Things-to-do-San-Diego-March

Saturday, March 26:

  • 10:00 a.m. Science and PETCO Park. Free, fun, and for the family. The week-long San Diego Science Festival concludes with EXPO DAY at PETCO Park. There’s tons of activities for kids of all ages, like learning about DNA by making bracelets, exploring underwater robots, and a Fleet Science Zone at the Park in the Park. Bring cash for food since several food stands will be open throughout the park.
  • 6:00 p.m. The first South Park Walkabout of the year. As always, this get-to-know South Park event is free. This time the community has collaborated with Tourism Australia and KPBS, resulting in the Walkabout taking on some Australian-centric color like with the Miss PinUp Australia Poster exhibit up for viewing at the Some Like It Hot Photography studio on 30th Street. Click here for a full list of the snacks, samples and discounts offered by the South Park businesses participating in the Walkabout. For some advice on parking, check out my older posts on last year’s Spring and Summer Walkabouts.
  • 8:00 p.m. March Madness Beer Tasting at The Beer Co. I’m glad to see an event take place at Downtown’s latest beer pouring resident, the locally-owned The Beer Co. Thanks to a collaboration between Awesome Beer Drinkers, BestDamnBeerShop, and West Coast, The Beer Co. is hosting the March Madness Beer Tasting Party between 6:00 p.m. and midnight. For $25, guests get five 10-ounce pours of whatever is on tap at Beer Co. There will also be a raffle at the end of the night.
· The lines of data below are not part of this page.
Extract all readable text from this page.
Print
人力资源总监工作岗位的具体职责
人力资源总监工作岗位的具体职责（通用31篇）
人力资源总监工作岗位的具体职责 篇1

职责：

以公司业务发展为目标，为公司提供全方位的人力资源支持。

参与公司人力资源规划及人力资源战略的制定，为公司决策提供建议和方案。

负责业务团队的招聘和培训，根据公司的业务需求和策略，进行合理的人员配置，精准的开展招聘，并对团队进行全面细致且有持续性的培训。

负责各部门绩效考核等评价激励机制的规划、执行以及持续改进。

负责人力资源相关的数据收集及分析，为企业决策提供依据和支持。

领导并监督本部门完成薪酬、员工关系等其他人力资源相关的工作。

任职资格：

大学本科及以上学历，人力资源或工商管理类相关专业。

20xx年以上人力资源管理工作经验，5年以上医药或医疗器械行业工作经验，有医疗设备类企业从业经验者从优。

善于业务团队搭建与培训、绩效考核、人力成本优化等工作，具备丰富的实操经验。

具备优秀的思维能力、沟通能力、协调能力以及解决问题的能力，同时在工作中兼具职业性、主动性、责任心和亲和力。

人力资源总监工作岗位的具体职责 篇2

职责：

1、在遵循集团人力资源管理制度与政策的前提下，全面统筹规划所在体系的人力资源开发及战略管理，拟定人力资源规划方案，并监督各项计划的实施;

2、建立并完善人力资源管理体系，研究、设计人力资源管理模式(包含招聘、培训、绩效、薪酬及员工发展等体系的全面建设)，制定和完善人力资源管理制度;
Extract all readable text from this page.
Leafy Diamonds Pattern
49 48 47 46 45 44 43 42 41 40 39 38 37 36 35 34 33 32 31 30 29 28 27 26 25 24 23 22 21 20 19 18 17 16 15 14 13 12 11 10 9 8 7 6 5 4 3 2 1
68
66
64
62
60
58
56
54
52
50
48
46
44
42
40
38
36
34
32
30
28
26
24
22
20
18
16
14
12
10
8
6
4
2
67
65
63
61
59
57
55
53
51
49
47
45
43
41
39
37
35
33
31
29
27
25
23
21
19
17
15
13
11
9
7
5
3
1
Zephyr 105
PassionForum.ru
Proceeds from the event will help underprivileged children through the Power Of Change foundation.

Sunday, March 27:

  • 11:00 a.m. Eat, drink and help Japan. Ponce’s Restaurant hosts a free event called “Ayuda Japan!” Street tacos will only be $2.25 each and you’ll have your choice of carnitas, adobada (marinated pork), camaron (shrimp), pollo asado (chicken), or carne asada tacos. To help wash the tacos down, Ponce’s is also offering a $3 margarita special. Eat, drink and bid on items in a silent auction and buy tickets for a raffle. 100% of the food and drink sales and the proceeds from the silent auction and raffle will be donated to the American Red Cross’ Japan earthquake and tsunami relief efforts. The event ends at 2:00 p.m., so get to Ponce’s early!
  • 6:00 p.m. Dinner at The Pearl Hotel. End the weekend with a lovely dinner, one of which is free. The Pearl’s dinner coupon, which is good for a complimentary entree, expires on March 31.

(Photo caption, clockwise from top left: Photo of EXPO DAY from San Diego Science Festival’s website; press photo of The Pearl Hotel’s lounge from The Pearl’s website; flyer image from Awesome Beer Drinkers’ blog; poster of South Park’s Spring Walkabout from the event’s website; flyer image from the Ayuda Japan! event listing on Yelp.)